The second story is titled "Fate", and is very much like the first. In this story, Reina slices the fish and you chop the cucumber. The fish scales get stuck to her hand. When she reveals her hand you see the scales, plotted along the lines of her palm like cities on a map. One of those cities is Oaxaca, Mexico, where she is from. You know this because you know that where we come from presents itself in us always. It is marked upon us like a birthmark, or a piece of valuable jewelry. Where you are from is California, but the only time anything has stuck to your hands that would signify this is when the juice of the oranges you eat in the summer drips from your mouth. And you always wash it away with ease.
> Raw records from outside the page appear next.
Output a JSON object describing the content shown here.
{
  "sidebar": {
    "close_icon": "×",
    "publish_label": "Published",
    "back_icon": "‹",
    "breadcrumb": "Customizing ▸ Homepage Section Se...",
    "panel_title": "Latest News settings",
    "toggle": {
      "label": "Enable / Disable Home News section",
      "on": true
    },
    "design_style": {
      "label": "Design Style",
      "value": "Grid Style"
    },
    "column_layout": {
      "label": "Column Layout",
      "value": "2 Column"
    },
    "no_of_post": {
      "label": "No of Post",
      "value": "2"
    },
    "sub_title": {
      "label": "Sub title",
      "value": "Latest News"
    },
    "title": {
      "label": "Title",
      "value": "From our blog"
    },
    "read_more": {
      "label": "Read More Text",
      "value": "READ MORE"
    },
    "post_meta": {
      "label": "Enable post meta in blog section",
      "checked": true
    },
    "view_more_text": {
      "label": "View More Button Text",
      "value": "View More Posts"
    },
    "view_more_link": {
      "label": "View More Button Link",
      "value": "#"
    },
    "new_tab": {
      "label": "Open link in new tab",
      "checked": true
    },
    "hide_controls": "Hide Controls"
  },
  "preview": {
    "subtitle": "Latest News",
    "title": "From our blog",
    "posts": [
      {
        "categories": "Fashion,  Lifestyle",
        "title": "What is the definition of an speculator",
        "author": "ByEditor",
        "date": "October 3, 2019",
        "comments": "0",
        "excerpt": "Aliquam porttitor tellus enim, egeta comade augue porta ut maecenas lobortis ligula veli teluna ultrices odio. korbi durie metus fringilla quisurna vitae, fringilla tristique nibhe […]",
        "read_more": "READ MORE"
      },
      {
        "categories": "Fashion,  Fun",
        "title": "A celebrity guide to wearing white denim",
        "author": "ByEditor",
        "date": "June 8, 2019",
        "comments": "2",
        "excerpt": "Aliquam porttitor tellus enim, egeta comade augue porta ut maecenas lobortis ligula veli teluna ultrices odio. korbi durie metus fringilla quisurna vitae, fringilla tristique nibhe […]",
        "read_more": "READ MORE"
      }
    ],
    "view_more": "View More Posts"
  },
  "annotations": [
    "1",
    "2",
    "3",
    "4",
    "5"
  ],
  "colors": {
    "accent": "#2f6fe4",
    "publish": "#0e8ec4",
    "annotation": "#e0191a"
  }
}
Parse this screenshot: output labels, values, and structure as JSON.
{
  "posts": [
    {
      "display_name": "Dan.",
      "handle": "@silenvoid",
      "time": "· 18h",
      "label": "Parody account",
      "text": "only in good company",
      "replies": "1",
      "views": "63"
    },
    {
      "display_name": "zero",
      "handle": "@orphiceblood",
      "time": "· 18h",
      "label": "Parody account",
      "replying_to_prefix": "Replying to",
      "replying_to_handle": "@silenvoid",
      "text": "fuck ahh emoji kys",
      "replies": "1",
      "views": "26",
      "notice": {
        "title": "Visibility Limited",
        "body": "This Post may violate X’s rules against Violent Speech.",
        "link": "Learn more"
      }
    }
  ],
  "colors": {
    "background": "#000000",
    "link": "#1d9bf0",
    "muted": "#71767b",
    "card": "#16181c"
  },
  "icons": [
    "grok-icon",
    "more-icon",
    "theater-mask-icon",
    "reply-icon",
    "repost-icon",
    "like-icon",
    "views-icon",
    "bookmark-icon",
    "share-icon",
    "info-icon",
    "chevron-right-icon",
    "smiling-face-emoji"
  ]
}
You suggest Tia Reina use the rough side of the sponge and it works. She rinses the sparse scales down the drain and you imagine them traveling down the pipes and into the sewers, and then into the ocean among other fish. The scales have now been shed from two bodies, one of them to be eaten and one of them to eat. That would be Tia Reina's fate: a place so high up in the food chain she is granted choice of what she eats. In this way, the fish's fate is relegated to the shedding of scales, and the detriment of being served as a traditional Central American dish.
The third story, "How to Un-Fishscale Your Hands", begins as you are dicing a cucumber (a pepino, in Spanish) for Tia Reina's ceviche. Tia Reina then tells you of the scales (escamas, she says). Now, you are about to tell her how to most effectively remove the likeness of the fish from her hand, but you hesitate. You think about how to say it, in English or Spanish, or in a first-generation-American hybrid of the two. You didn't grow up with the language like she did, like your father did. Like all of your ancestors did (though theirs was an earlier version of the language). You think you can feel those ancestors now, disciples of the mestizo, bearing their judgment on you as you wait in that moment to relay the trivial command of removing fishscales from one's hand. You think of a new word, un-fishscale, which you will never say to Tia Reina because she would not understand it. In those awaiting seconds, you hold the suggestion, poised on your lips like a prayer, in a sort of Spanglish limbo. What you conjure is, el otro lado de la esponja, pointing for visual reinforcement. You speak Spanish to her in such a way that your words slant. But this is only a visible slant, one that would go undetected to the ears of the speaker of any other language.
The next story is called "The Mermaid". You are slicing the cucumber at the table and Tia Reina is slicing a fish in the sink. When she reveals her hand to you it is decorated in fish scales, shimmering in the light above the kitchen table, or the light shining from outside, or from a light emanating from the cucumber you have stopped slicing. Tia Reina glistens like a mermaid, a glittering sea-woman. A fish out of water. She has never been as elegant as a mermaid, though. She burps after meals and eats with her hands. She hits you on the arm when you do or say something wrong. You think that if she hit you now, some of the fishscales would transfer to your skin and you would become a mermaid. But you would make a very poor mermaid. You can't even swim.
The final story is called "The Spanish Influence on the Indigenous Cultures and Species of Oaxaca, Mexico". But this cannot be the final story. If there are five stories to tell about Tia Reina's ceviche, there are plenty more. "The Spanish Influence on the Indigenous Cultures and Species of Oaxaca, Mexico" begins in this way: you are at the kitchen table dicing a cucumber for Tia Reina's ceviche. Tia Reina is at the sink, slicing the skin off a fish.